Red spurfowl usually forage in small parties of three to five. When walking around, the tail is sometimes held vertical as in domestic fowl. They are quite silent in the day but call in the mornings and evenings. They feed on fallen seeds, berries, mollusks and insects apart from swallowing grit to aid digestion. When flushed, the usually fly a short distance and stay in well-defined territories throughout the year. They roost in trees.

The calls include a distinct ker-wick...kerwick... and harsh karr...karrr... notes. The Marathi name Kokatri is echoic in origin.

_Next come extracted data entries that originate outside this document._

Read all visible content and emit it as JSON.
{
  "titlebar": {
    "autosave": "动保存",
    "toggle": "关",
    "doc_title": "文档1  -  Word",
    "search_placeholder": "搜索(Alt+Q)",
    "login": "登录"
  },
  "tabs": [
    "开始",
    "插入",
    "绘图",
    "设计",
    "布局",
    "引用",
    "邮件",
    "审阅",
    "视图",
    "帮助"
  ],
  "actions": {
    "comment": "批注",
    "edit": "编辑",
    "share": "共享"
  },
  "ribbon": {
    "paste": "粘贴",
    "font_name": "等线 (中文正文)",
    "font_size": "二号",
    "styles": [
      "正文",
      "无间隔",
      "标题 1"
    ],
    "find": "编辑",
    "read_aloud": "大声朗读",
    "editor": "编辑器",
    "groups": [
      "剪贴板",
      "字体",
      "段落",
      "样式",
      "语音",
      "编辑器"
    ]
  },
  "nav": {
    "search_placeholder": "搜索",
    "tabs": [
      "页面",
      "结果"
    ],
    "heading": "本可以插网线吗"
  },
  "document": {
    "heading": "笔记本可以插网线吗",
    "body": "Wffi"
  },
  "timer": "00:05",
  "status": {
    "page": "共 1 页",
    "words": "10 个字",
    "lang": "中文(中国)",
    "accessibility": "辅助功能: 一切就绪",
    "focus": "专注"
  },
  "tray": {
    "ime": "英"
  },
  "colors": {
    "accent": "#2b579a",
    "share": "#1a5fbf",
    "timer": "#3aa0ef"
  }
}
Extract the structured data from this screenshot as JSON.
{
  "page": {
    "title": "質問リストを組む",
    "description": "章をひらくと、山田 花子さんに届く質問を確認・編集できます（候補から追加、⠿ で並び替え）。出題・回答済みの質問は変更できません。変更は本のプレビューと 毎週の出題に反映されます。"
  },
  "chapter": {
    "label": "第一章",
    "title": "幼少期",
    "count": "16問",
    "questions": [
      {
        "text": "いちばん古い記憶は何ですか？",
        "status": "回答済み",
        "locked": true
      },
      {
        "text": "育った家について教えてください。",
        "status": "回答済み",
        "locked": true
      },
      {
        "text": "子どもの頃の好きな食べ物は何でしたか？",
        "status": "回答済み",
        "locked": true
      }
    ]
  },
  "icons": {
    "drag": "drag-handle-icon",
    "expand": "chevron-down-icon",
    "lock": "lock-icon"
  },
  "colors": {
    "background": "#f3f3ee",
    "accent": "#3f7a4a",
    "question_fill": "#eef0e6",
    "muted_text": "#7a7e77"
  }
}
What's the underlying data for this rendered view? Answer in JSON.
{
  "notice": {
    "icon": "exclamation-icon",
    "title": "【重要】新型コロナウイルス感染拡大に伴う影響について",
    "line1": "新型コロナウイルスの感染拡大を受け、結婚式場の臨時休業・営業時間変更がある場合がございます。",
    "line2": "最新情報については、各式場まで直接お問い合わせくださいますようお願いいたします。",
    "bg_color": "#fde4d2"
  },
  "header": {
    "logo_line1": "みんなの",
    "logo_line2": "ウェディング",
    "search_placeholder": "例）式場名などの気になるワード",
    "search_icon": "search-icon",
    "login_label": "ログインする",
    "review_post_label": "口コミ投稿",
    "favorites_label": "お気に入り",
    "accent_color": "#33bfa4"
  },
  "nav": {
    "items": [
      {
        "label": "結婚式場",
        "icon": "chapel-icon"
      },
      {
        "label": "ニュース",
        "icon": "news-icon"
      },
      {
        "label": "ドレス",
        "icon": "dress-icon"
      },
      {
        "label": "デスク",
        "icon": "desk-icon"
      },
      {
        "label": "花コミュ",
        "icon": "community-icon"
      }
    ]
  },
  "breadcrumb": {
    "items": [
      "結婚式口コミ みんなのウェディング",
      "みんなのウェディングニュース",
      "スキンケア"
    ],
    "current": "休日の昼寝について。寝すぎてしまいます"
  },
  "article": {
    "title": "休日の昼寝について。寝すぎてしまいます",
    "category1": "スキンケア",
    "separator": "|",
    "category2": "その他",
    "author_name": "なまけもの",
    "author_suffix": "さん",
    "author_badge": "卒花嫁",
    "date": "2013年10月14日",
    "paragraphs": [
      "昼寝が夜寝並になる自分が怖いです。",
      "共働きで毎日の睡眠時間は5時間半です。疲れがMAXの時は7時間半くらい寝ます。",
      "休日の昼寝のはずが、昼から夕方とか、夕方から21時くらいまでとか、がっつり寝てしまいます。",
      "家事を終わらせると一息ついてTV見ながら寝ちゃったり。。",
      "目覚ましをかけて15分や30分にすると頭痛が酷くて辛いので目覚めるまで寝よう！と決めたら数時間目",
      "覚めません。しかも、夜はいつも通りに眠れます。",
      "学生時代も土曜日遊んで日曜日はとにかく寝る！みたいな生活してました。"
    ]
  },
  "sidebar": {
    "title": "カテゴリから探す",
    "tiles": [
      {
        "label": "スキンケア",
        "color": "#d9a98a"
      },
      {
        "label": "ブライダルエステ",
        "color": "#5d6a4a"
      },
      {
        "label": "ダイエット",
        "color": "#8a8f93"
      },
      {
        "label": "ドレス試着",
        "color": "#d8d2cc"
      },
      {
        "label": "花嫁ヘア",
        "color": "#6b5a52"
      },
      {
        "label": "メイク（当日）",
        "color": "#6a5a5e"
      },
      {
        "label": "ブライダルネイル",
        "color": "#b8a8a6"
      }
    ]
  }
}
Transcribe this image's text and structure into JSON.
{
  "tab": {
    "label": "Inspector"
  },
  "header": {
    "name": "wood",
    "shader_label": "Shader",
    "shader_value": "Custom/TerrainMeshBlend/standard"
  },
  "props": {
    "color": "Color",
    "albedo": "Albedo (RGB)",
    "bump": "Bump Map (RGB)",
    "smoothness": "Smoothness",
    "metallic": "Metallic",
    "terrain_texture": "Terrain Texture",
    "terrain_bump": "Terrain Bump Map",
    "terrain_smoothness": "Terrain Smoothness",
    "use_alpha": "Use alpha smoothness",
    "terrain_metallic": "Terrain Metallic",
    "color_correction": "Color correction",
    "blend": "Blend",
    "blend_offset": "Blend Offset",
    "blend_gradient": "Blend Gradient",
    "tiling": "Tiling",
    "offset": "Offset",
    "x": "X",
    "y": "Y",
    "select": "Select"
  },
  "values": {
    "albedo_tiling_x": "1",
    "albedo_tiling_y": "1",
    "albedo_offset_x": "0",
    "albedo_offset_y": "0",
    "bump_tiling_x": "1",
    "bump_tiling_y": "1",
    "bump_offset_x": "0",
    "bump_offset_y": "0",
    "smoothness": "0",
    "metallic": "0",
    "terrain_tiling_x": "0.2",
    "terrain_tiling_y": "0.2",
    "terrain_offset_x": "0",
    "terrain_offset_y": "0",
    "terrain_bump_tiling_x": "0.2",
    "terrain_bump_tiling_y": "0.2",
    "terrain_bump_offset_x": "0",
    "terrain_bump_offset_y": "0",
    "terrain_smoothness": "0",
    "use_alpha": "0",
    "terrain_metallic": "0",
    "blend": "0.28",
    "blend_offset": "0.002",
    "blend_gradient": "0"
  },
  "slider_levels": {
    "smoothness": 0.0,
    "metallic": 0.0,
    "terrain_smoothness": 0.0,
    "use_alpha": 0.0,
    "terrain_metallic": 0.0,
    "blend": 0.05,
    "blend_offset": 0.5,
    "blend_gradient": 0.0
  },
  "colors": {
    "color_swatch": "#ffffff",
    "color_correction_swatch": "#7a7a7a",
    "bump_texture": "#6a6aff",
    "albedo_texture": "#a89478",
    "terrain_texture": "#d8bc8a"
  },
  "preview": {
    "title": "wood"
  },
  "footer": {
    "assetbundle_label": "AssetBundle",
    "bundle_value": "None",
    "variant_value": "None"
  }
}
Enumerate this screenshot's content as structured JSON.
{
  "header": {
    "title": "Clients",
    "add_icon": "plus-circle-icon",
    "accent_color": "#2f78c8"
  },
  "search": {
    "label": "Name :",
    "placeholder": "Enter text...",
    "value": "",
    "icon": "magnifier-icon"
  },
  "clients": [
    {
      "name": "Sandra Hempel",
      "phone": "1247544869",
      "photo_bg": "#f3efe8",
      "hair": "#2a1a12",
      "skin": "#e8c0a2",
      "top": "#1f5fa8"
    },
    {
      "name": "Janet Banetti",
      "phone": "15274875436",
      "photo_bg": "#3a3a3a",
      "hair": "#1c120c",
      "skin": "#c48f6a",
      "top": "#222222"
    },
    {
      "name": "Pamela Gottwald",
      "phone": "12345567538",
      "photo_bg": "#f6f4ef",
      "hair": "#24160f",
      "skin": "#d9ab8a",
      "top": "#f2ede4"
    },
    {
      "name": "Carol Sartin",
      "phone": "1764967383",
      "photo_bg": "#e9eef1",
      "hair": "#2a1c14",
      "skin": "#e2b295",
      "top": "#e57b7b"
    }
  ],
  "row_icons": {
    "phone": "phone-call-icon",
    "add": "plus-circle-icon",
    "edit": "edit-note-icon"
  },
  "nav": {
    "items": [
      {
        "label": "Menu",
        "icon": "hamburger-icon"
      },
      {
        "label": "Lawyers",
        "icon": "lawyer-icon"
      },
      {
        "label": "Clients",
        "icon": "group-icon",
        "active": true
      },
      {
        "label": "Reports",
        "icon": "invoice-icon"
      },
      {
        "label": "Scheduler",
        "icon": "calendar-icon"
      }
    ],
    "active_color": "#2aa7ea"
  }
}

The breeding season is January to June, mainly before the rains. A ground nesting bird, it lays 3-5 eggs in a scrape. Males are monogynous which usually indicates greater male investment in parental duties but they do not incubate. Males have been observed to distract the attention of predators when females with chicks are nearby.

The widespread nematode Heterakis gallinae has been recorded in the species in captivity while Ixodid ticks have been noted in the wild. A species of helminth Lerouxinema lerouxi has been described with the red spurfowl as type host. Keratinophilic fungi such as Ctenomyces serratus have been noted from the species.